CURE Epilepsy gave me a purpose in life outside of Adelaide when I was desperately needing it. I remember I reached out to the organization, and Susan Axelrod, the founder of the organization, came and met with me at the hospital. She was the first mother I met in person who understood what we were going through. Susan introduced me to a whole network of other families who also were walking this similar path. 

 

The mission of CURE Epilepsy is epilepsy research. I felt so understood by this organization and passionate for the work. I am eternally grateful to that organization because they lifted us up after Adelaide passed away, and that community has continued to hold us up. Even though I don't have a family member that is currently affected by epilepsy, I still feel a part of that community and forever ingrained within it.

 

 

On remembering Adelaide 

 

I got to have an incredibly special and meaningful relationship with her that most other people didn't, and my life is forever changed. We had our own way of communicating. She was nonverbal and non-mobile, but that didn't stop her from letting me know exactly what she wanted or more often than not, didn't want.

 

She was feisty.
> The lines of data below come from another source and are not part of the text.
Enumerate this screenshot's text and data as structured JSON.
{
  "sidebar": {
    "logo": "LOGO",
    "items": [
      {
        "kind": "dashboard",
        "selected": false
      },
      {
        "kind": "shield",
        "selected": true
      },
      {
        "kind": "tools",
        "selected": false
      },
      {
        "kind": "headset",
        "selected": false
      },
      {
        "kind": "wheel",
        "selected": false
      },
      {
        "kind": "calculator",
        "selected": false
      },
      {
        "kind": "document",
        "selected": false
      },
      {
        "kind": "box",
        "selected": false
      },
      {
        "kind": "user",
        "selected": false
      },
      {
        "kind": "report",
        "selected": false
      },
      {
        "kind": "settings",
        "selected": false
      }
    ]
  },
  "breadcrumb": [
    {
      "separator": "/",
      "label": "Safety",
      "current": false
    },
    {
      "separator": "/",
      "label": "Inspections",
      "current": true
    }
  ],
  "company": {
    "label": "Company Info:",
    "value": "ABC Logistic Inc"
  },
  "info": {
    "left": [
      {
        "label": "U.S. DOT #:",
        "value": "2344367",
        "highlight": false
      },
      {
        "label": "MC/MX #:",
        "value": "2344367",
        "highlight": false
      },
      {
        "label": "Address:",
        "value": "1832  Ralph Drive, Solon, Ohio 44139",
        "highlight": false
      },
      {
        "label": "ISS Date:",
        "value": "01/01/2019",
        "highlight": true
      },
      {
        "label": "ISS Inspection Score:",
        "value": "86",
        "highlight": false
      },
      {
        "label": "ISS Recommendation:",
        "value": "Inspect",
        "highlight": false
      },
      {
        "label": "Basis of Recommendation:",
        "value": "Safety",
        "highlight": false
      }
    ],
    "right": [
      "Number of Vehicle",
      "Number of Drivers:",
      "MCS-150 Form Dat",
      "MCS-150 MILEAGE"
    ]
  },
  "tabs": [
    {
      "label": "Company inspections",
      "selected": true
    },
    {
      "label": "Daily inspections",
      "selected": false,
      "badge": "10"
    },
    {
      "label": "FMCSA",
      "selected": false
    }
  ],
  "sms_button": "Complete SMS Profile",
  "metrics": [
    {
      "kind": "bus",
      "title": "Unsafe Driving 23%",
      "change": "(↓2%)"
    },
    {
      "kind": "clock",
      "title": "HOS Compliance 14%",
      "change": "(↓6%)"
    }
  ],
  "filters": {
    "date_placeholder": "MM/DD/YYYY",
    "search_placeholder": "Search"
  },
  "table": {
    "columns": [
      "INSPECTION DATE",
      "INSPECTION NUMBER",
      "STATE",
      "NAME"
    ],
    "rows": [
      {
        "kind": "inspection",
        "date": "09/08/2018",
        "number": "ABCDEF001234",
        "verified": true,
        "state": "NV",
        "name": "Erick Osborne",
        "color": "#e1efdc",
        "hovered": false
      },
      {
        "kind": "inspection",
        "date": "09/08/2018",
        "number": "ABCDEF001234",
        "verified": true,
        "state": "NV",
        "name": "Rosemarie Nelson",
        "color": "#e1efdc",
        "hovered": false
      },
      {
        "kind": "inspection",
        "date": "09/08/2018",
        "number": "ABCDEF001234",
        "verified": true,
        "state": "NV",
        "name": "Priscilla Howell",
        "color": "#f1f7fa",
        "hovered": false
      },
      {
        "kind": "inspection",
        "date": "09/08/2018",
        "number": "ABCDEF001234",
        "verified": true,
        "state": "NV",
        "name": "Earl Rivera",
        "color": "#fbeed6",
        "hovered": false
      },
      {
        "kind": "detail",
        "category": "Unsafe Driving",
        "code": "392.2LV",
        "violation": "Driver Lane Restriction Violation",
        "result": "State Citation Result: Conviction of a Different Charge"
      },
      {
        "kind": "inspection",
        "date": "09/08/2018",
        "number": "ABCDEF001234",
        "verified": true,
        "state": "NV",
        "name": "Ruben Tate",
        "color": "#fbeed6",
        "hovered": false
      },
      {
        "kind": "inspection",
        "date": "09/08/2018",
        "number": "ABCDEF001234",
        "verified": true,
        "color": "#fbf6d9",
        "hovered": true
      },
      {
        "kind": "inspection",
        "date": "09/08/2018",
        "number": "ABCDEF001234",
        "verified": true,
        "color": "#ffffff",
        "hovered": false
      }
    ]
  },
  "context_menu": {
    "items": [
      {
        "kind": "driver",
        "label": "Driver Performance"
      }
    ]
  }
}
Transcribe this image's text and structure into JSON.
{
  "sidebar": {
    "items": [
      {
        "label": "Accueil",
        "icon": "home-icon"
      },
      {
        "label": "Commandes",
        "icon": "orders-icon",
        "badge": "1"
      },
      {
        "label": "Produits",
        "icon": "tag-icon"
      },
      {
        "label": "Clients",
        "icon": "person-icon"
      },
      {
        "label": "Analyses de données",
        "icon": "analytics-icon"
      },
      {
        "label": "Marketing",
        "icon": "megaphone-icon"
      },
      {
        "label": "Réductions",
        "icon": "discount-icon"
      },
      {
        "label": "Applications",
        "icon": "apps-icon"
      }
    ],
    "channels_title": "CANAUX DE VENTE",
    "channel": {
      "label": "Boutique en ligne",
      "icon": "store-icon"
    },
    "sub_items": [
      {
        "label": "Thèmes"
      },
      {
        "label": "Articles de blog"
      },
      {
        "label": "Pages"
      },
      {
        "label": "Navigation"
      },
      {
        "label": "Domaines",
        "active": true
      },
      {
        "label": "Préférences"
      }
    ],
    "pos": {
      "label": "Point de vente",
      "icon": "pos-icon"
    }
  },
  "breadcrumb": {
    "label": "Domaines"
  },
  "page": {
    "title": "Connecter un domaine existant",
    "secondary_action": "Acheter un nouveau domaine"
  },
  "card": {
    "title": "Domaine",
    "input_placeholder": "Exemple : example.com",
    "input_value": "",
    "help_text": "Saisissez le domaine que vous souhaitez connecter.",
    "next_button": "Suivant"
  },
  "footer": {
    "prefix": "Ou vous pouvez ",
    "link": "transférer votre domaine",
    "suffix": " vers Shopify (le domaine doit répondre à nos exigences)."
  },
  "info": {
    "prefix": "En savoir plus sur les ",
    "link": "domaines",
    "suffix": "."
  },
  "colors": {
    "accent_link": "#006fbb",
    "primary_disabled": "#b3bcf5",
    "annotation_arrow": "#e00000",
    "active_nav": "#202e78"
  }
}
She loved Frank Sinatra, and she hated Baby Shark or any kids’ music. She was so responsive to music but very particular about what that music was. She enjoyed being read to. She loved being outside and going on walks. She was always so calm and peaceful. I could actually see on her pulse oximeter that her heart rate would go down every time we got outside. She was so much stronger than she should have had to have been. 

 

She had all of these symptoms, these diagnoses, this medical equipment, these appointments, and therapies, but at the end of the day, she's still my daughter. I'm just so proud of her and love her.

 

Now, I can use my time and my energy to make Adelaide’s life have meant something. I hope that other people can be inspired by her or by the work that I put out into the world, so we can make a difference, and we can do good, and we can help another family who finds themselves in a similar situation.

 

 

And finally, a message to other caregivers

 

This is really hard. It's not fair, and it really sucks. You are in incredible company, and you are going to meet some of the most amazing people. Your life is about to be more fulfilled than you could have imagined. 

 

That doesn't take away how hard this is and how much stress and pain is going to come along the way. It'll take time, but you're going to figure this out. In time, you will look back and be so proud of how far you and your loved one has come. It may not feel like it, but you will find a new normal, and you will find joy in that normal if you let yourself.